The need for a little shimmer and sparkle may seem innocent enough, but when that touch of shine comes in the form of glitter, it may be damaging our waterways.
Essentially, glitter is just another form of litter that often ends up in our oceans, lakes, rivers and streams. Even biodegradable glitter, which is supposed to be better for the environment, has negative effects on water quality, according to a study published in the Journal of Hazardous Materials.
The study, conducted by researchers from Anglia Ruskin University in Cambridge, England, looked at the effects of the presence of glitter in freshwater habitats over the course of 36 days. Among were the findings were chlorophyll levels three times lower in water that contained glitter than without, indicating less microalgae in the water containing glitter. In addition, the root length of duckweed, an aquatic plant, was shorter in water where several kinds of glitter tested was present.
The study is the first to investigate the effects of glitter on the environment, and it looked at both biodegradable and non-biodegradable glitter, mica glitter and an eco-friendly form of glitter made with a core of modified regenerated cellulose.
Glitters are microplastics, tiny plastic particles less than 5 millimeters long that can harm aquatic life in our lakes, rivers and oceans. Most glitter is made from aluminum and a plastic called polyethylene terephthalate, or PET, according to Blue Ocean Society. PET is a lightweight plastic in the polyester family.
Plastic is the most abundant type of debris found in both our oceans and in the Great Lakes, according to the National Oceanic Atmospheric Administration (NOAA). Because microplastics are so small, they are able to pass through water filtration systems and enter our waterways, where they pose a threat to aquatic species.
While some embrace glitter for its shine and sparkle, others shun it for the mess it makes. No matter your perspective on it, it's in more places than we may think. Glitter is not just the stuff of preschool and elementary school art projects; you can find it on greeting cards, on holiday decorations, in costumes and in cosmetics and lotions. With all that glitter in the world, some of it is bound to make its way into our waterways.
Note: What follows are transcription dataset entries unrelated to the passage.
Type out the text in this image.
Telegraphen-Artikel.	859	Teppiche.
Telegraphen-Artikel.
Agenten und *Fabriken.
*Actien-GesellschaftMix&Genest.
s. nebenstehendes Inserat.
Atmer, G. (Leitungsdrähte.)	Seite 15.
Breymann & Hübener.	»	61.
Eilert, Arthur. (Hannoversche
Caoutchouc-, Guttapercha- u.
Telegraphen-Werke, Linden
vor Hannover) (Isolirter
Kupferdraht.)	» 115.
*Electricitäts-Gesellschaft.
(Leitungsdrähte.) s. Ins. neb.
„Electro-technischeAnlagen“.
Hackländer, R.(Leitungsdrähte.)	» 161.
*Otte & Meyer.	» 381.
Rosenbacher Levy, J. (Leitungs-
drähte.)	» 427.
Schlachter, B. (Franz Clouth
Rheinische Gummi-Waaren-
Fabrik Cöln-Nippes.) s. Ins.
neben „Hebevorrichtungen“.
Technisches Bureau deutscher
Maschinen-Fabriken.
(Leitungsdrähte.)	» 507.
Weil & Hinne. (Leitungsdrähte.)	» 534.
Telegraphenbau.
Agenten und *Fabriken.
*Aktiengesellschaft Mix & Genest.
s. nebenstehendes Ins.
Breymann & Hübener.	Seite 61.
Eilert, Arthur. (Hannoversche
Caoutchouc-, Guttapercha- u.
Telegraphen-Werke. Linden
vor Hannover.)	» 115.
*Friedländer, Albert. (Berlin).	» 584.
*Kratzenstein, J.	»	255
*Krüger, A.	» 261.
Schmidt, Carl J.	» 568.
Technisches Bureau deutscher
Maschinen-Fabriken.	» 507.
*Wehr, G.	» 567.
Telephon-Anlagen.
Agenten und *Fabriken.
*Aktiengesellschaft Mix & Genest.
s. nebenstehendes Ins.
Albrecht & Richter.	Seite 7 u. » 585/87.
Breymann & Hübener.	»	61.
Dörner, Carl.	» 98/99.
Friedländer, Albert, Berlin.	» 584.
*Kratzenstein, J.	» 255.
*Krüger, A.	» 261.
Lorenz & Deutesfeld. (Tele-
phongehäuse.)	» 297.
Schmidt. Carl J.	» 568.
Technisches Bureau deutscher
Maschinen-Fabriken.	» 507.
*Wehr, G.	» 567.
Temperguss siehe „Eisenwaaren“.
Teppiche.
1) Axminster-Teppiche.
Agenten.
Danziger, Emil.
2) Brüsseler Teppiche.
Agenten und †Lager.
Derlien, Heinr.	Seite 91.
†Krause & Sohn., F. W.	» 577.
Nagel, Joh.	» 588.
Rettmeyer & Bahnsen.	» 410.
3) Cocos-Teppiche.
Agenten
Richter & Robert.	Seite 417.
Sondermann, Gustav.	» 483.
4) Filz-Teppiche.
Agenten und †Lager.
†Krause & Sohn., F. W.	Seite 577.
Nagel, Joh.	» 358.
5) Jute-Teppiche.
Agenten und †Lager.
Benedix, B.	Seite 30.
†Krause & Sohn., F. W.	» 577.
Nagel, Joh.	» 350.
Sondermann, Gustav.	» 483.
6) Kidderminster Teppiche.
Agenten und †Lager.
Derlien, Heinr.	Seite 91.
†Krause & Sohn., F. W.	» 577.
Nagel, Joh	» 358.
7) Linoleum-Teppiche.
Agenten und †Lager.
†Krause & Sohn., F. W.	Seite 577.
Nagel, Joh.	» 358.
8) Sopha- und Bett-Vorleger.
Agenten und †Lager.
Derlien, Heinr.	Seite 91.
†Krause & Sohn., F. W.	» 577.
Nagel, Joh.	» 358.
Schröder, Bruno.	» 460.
In the case of lotions and cosmetics, the glitter simply washes away and into the wastewater system when it is washed off.
The Anglia Ruskin University study focused on the effects of high concentrations of glitter over a short period of time, and the authors said more study is needed to determine the effects of lower concentrations of glitter over longer periods.
“Our study is the first to look at the effects of glitter in a freshwater environment, and we found that both conventional and alternative glitters can have a serious ecological impact on aquatic ecosystems within a short period of time,” Dannielle Green, the lead author of the study and a senior lecturer in biology at Anglia Ruskin, told the U.K's The Guardian.
And based on the study's results, there is no safe, eco-friendly form of glitter, because all forms of glitter investigated in the study have negative effects on water quality.
“We believe these effects could be caused by leachate from the glitters, possibly from their plastic coating or other materials involved in their production,” Green said.
Although the effects of glitter on our waterways is not fully known, research has shown that presence of microplastics in general does have negative effects on aquatic species, the NOAA reports. The full impact of these plastics in our waterways is only just beginning to be understood, however.
While it is still considered a new area of study, steps have already been taken to eliminate some forms of microplastic from entering our waterways. The United States has banned the production of microbeads and the sale of cosmetics and personal care products containing them, and Canada has also banned the use of these tiny plastic particles, National Geographic reports.